Friday, January 19, 2007

Book Review: Who's Afraid of Postmodernism?


I found myself at Grace's library the other day with time on my hands and none of the books I intended to read available. So I did a search for books on postmodernism and picked one at random. I'm glad I picked James K A Smith's Who's Afraid of Postmodernism?.

Subtitled "Taking Derrida, Lyotard, and Foucault to Church", this book begins with a very purposeful Schaefferian premise: to understand postmodernity, we must understand the philosophical underpinnings, not just the observed behaviour. As such, Smith critiques Derrida, Lyotard and Foucault in hopes of gleaning from these French philosophers something useful to the mission of Christianity...

Derrida: by showing that everything is an interpretation, he created a need for his notion of deconstruction. But this is not a bad thing, says Smith, for as Christians we need to be humble enough to recognize our own interpretations as such. Moreover, there is no real contradiction between "there is nothing outside of the text" and a belief in absolute truth - so long as it's revealed truth (a point Smith does not make until much later in his book).

Lyotard: "postmodernism is incredulity toward metanarrative" sounds like just the opposite of postmodernism on the surface. But Smith shows that Lyotard did not mean metanarrative in the generalized way we often do today. He meant that systems of belief which claim authority from some "self evident" principle (usually "reason") are no less "religious" than religion. In other words, no system of belief is self-validating. Modernistic "science" requires as much faith in its founding stories as does any religion. Smith notes that this has levelled the playing field in the marketplace of ideas - a very good thing for Christian faith.

Foucault: "power is knowledge" sounds wholly incompatible with Christian faith, and much of Foucault's philosophy is. But Smith points to Foucault's axiom as another reason for humility on the part of our churches, and the need to return to a catholic (but not Roman) tradition. By grounding ourselves in the traditions and creeds of the historic church, we can identify with them and learn from them. We can thereby harness the power of Foucault's theory to become "incarnational" in our approach to worship and ministry. If this sounds awfully deep, trust me - it's not an easy read. What I took from his analysis of Foucault had primarily to do with this: churches must realize the enormous power of systems - whether prison, school, hospital or church - and tap that power to help create incarnational Christians. It is time, he says, to shift our focus from building Christians that "know the truth" to those that "live the truth", and using the systems of the catholic faith we can better accomplish this.

He rolls all of this together at the end of his book, and here is where he lost some of my appreciation. What had been a carefully constructed analysis quickly became little more than an appeal to do things the way he liked them. I understand that I'm biased against his vision of postmodern church function - I didn't care for the backhanded attack on Dispensationalism or the swipe he takes at "primitivists" (a term he seems to use too loosely). Perhaps I'm therefore missing something in his argument, but he seemed ultimately to be saying: postmodern church should downplay the (almost uniquely Western) "individual" and embrace community ... the way I think community should be embraced.

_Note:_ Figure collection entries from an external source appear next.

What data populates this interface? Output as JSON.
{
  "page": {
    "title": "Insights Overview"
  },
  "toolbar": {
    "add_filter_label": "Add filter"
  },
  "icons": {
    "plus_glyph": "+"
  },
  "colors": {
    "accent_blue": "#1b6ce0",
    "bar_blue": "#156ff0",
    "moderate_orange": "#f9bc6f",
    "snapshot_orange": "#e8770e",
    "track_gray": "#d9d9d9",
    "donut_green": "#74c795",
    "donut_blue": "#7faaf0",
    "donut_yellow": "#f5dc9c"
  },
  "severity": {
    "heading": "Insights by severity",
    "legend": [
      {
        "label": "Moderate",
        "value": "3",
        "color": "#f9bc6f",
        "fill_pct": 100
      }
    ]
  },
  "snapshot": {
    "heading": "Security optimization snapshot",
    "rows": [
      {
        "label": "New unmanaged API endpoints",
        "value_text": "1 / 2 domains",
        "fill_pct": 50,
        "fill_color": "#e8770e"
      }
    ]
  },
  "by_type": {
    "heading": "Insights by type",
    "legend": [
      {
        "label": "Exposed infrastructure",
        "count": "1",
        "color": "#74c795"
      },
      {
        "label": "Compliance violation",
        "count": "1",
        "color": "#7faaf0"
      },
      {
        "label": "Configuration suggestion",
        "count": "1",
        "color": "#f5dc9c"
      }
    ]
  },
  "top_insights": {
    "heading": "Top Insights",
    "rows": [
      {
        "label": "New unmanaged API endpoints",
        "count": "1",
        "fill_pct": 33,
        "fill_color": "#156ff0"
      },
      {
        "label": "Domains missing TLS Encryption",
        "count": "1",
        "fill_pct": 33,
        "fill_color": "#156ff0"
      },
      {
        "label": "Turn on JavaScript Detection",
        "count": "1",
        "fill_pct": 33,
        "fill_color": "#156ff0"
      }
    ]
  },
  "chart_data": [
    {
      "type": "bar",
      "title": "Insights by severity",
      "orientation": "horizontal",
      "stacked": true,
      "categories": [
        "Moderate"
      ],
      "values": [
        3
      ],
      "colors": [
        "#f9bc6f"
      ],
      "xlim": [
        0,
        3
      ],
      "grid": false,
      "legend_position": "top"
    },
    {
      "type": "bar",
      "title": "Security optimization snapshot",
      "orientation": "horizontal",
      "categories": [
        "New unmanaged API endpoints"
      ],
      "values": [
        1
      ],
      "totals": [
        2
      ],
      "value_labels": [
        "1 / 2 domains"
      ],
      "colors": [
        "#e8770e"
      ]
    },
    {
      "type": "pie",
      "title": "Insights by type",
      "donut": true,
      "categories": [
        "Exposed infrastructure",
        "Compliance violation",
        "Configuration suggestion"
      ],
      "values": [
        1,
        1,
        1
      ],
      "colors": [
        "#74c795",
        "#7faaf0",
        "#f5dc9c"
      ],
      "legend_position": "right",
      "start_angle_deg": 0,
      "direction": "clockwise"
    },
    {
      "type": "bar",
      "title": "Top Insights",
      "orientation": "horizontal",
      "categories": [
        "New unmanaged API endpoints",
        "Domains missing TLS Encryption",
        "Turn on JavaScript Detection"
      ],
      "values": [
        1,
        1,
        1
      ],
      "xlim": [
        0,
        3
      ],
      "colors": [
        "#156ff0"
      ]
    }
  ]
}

All considered, I would highly recommend Smith for his detailed analysis of this "unholy Trinity" of French philosophers who bear so much of the responsibility for the popularization of postmodernity. But as a critique, I found his solutions to be wanting and inconsistent.

Like so many others, this is a book that will require a discerning ability to separate wheat from chaff.

Hatushili

1 comment:

Anonymous said...

Very interesting,and thought provoking on the catholic way of doing things.I didn't know you were catholic?jk Only suggestion I have is try and break down some of those large unfirmiluar words so us unedyouacated folkses know what in the confused world your taking about.Other than that I found it very interesting.Thanks for the overview on the book.